Account A — B2B SaaS, mature account, average Quality Score 5. Diagnosis: 60 % of ad groups had > 30 keywords, RSAs ran 2–3 pinned headlines per position, one generic landing page covered three product lines. Actions: ad groups cut to one product theme each (from 18 to 47 groups), pins removed except for one compliance headline, three dedicated landing pages built with product-specific H1. After eight weeks: average Quality Score 7.1, average CPC −22 %, conversion rate +14 %.

Account B — local service business, new account, first four weeks. Diagnosis: score on most keywords (insufficient data), eCTR “Below average” on the few measurable ones. Actions: RSAs filled out to 14 headlines, search-term report surfaced 60+ irrelevant queries (job searches, free-this-or-that searches) → added as negatives. After four more weeks: eCTR moved to “Above average” on 70 % of keywords, CPC down 35 % — the first optimization was structural, not creative.

FAQ

Does the bid strategy affect Quality Score?
No. Smart Bidding uses its own auction-time signals; the displayed Quality Score isn't directly changed by it. Indirectly, yes: Smart Bidding can lift CTR and conversion rate at the auction level, which over time pulls the displayed score along.
Should I pause keywords sitting at Quality Score 1–3?
Often yes, but not reflexively. Check first: is there a better ad group for this keyword? Does the landing page match? If yes → move it. If no and conversion rate is also weak → pause. Low Quality Scores in your account don't drag the average down in some mystical sense — they're a symptom you should treat.
Does serving a "personalized" landing page via URL parameters help?
Not really.
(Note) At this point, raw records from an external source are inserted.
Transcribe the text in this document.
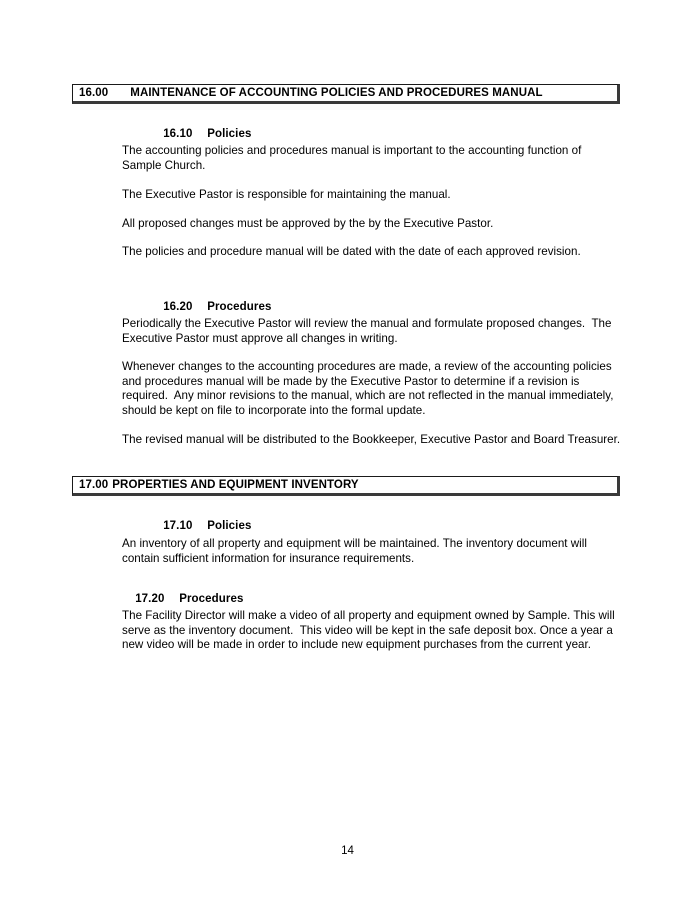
16.00 MAINTENANCE OF ACCOUNTING POLICIES AND PROCEDURES MANUAL

16.10 Policies

The accounting policies and procedures manual is important to the accounting function of Sample Church.
The Executive Pastor is responsible for maintaining the manual.
All proposed changes must be approved by the by the Executive Pastor.
The policies and procedure manual will be dated with the date of each approved revision.

16.20 Procedures

Periodically the Executive Pastor will review the manual and formulate proposed changes.  The Executive Pastor must approve all changes in writing.
Whenever changes to the accounting procedures are made, a review of the accounting policies and procedures manual will be made by the Executive Pastor to determine if a revision is required.  Any minor revisions to the manual, which are not reflected in the manual immediately, should be kept on file to incorporate into the formal update.
The revised manual will be distributed to the Bookkeeper, Executive Pastor and Board Treasurer.
17.00 PROPERTIES AND EQUIPMENT INVENTORY

17.10 Policies

An inventory of all property and equipment will be maintained. The inventory document will contain sufficient information for insurance requirements.

17.20 Procedures

The Facility Director will make a video of all property and equipment owned by Sample. This will serve as the inventory document.  This video will be kept in the safe deposit box. Once a year a new video will be made in order to include new equipment purchases from the current year.
14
The bot evaluating the landing page sees the default. Server-side personalization only helps if it improves the actual content match — dynamic H1, dynamic subline. Plain URL tracking parameters change nothing about landing page experience.
Quality Score 10 is the goal, right?
No. Quality Score 10 is a vanity metric, rarely profitable. A 7–8 with strong conversion rate beats a 10 with weak conversion rate every day. Optimize for profit (POAS, ROAS), not for the score.

Conclusion

Quality Score is a diagnosis, not a switch. It emerges from three components — expected CTR, ad relevance, landing page experience — that respond at different speeds. Ad relevance moves in days through structural fixes (split ad groups). eCTR needs ad-text work and clean match-type hygiene and shifts in 1–4 weeks. Landing page experience is the slowest dial — and often the one with the largest lever.
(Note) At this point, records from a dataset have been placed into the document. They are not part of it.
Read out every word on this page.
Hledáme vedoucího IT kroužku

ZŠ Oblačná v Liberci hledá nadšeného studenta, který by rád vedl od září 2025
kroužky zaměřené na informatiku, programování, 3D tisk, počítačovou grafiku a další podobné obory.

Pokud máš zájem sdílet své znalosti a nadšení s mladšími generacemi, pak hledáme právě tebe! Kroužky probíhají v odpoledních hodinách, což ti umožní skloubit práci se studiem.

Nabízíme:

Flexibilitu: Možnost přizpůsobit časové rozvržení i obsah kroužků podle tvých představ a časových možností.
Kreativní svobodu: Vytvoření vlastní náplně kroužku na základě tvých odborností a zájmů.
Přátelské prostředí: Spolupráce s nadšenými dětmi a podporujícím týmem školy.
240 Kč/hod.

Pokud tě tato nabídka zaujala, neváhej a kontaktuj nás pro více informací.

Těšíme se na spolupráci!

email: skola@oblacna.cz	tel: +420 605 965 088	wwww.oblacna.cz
Ad Strength isn’t Quality Score, but it’s a useful heuristic for whether your RSA gives the auction enough material. “Good” is usually enough, “Excellent” is nice, “Average” or “Poor” leaves performance on the table.

If you take one thing from this article: cut your ad groups tighter. That’s the single structural change that lifts all three Quality Score components at once — and gives Smart Bidding cleaner signals at the same time. Everything else — headline tests, landing page refresh, Ad Strength tuning — only works properly once the structure is right.